There was no argument against the needler. Half carrying the moaning agent, the Guildsman tramped sullenly back to the flyer, Zul and Rerne in his wake, Troy bringing up the rear. He knew the animals were active as flanking scouts though he no longer saw them.

“You”—Troy nodded to Rerne—“unload water, the emergency supplies.”

“You are staying here then?” The ranger showed no surrise.

“We
are staying,” Troy corrected once again, watching as the other dumped from the flitter the things he might need for survival in the Wild. Then the Guildsman under Horan's orders, gave Dragur rough first aid, tied him up and stowed him away, afterwards doing the same for Zul, before he, himself, submitted to binding at Rerne's hands.

“And how do you propose to deal with me?” the ranger asked as he boosted the last of the invaders from Tikil into the flitter.

“You can go—with them.” Troy hesitated for a moment and then, almost against his will, he added roughly, “I ask your pardon for that tap on the head at Ruhkarv.”

Rerne gazed at him levelly. The mask he had worn in the city was back, to make his features unreadable, though there was a spark of some emotion deep in his eyes.

“You were within your rights—an oath breaker deserves little consideration.” But behind those flat words was something Troy thought he could read different meaning into.

“Those waiting were not your men but patrollers?” He demanded confirmation of what he had come to suspect.

Simba appeared out of the grass, by his presence urging an end to this time-wasting talk.

“So you saw that much.” The flicker in Rerne's eyes glowed stronger.

“I saw, and I have had time to think.” It was an apology, one Troy longed for the other to accept, though that acceptance could lead to nothing between them now save a level balancing of the old scales.

“I will come back—you understand that?” Rerne stated a fact.

Troy smiled. The headiness of his victory bubbled in him. Release from the strain of the past hours, or past days, was an intoxicant he found hard to combat.

“If you wish, Rerne. I may not be your equal in the lore of the Wild, but together we shall give you a good run—”

“We?” Rerne's head swung. If he was looking for the other animals, he would not see them. But they were all there, even to Sahiba crouched under the low branches of a bush.

“Still
we
.”

“And Norden?”

Troy's smile faded. That was a wicked backstroke he had not expected from Rerne. His braceleted hand went to the belt where the studs were no longer burnished bright.

“The crab did not jump,” he replied evenly.

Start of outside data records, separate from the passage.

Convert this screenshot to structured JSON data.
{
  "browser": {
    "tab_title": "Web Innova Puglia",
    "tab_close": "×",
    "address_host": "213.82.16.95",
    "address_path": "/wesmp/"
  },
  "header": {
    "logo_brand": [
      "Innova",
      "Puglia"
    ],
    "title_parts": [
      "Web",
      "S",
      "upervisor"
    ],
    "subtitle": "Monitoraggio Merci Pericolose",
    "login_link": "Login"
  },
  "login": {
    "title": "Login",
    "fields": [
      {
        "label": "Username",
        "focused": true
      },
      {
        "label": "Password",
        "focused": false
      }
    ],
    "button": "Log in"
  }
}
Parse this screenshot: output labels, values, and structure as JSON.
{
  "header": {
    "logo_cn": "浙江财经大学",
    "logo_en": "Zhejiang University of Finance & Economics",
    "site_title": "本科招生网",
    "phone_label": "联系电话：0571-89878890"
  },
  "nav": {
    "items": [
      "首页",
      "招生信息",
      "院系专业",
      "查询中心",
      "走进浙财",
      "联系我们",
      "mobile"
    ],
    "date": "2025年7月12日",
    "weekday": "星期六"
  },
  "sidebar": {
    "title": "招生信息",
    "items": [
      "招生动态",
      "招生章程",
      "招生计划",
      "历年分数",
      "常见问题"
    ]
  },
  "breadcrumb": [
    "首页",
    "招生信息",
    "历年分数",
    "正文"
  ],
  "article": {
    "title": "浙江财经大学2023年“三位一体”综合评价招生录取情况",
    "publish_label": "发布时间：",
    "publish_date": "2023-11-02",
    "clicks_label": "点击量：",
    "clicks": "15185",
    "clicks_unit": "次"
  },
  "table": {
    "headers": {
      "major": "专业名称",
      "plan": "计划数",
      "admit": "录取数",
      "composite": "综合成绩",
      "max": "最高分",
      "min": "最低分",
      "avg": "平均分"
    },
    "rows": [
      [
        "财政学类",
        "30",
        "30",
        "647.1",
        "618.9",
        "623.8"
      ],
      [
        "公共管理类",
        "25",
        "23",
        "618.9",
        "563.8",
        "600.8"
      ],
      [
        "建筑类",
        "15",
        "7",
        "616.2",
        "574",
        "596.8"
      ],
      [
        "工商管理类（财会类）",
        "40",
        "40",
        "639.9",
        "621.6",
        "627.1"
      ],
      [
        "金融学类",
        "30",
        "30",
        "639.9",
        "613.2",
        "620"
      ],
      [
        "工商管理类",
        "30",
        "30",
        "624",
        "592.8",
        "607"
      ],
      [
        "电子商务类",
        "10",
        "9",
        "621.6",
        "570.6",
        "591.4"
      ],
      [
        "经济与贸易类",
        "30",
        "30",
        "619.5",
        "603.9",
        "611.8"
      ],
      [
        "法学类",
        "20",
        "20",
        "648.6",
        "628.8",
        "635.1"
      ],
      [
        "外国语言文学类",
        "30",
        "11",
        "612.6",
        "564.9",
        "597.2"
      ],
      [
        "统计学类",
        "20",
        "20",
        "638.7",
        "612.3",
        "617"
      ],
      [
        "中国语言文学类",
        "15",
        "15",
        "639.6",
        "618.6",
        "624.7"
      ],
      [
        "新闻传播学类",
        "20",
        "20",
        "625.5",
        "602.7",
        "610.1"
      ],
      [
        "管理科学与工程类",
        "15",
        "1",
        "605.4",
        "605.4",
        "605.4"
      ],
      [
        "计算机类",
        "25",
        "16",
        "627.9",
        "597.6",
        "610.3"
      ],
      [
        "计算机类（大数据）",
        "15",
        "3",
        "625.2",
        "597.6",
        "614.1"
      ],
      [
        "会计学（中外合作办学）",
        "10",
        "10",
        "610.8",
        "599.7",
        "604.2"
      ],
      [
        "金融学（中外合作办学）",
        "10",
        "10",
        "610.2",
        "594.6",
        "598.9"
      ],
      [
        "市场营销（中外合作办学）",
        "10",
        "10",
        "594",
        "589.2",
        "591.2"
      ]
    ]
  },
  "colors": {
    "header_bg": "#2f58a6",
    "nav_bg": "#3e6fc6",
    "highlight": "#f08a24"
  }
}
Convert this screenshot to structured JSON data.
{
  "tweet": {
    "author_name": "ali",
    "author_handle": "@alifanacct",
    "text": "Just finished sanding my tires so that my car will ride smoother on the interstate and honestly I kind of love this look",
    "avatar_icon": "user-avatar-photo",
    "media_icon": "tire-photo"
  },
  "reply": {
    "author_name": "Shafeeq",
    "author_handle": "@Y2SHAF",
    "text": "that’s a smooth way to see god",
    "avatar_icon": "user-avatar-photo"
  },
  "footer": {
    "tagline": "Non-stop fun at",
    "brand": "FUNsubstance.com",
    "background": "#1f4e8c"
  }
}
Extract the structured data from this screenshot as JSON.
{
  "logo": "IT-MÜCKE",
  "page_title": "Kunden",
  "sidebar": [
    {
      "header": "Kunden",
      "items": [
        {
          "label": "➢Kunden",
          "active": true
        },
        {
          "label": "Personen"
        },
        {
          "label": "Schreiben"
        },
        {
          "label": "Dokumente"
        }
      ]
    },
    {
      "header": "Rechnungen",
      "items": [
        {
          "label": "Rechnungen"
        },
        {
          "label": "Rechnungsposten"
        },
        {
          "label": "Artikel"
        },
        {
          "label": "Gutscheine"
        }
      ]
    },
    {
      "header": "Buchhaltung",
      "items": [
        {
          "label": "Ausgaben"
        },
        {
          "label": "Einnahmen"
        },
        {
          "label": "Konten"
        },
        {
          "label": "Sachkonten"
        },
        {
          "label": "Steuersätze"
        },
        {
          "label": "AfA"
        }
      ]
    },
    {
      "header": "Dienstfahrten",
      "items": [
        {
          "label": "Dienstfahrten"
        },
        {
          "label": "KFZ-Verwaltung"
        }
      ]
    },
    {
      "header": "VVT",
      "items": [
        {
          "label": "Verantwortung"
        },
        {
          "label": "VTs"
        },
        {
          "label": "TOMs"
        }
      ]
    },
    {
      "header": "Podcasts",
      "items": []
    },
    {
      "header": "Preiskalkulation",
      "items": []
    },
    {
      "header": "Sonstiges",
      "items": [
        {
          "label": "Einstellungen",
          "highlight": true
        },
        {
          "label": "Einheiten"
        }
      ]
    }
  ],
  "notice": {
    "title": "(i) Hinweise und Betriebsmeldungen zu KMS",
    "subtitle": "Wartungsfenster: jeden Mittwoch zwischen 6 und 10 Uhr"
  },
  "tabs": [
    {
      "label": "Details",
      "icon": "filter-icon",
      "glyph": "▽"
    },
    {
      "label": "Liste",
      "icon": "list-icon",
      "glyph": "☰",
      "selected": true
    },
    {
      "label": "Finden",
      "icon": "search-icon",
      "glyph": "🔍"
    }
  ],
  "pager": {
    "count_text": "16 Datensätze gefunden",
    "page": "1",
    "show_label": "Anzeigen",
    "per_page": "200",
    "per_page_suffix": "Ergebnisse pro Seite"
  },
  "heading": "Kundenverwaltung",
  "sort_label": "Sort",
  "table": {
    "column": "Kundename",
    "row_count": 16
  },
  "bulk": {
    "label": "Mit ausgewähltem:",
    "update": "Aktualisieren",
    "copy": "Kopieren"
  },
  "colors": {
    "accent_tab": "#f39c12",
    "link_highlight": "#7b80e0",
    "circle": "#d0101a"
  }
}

“Perhaps it was not offered the right bait.” Rerne shook his head. “This is the Wild and you are no trained ranger. By our laws I cannot help you unless you ask for it, and that would mean surrender.” He waited a long moment, as if he actually hoped for some affirmative sign from Troy.

The other nodded. “I know. From now on it will be you and yours against us. Only do not be too sure of the ending, Rerne.”

He watched the flitter rise in the vertical climb of a master pilot. Then, the carrying strap of the needler across his shoulder, he made a compact bundle of the supplies.

Sunset, sunrise, another nightfall—morning again—though here the sun made a pale greenish shimmer in the forest depths. Troy only knew that they were still pointed east. At least under such cover he could not be tracked by air patrols. Those hunting him would have to go afoot and so be subject to discovery by the keener senses of the animals. Shang took to the treetops, Simba and the foxes ranged wide on the ground, able to scout about Troy as he marched, carrying Sahiba.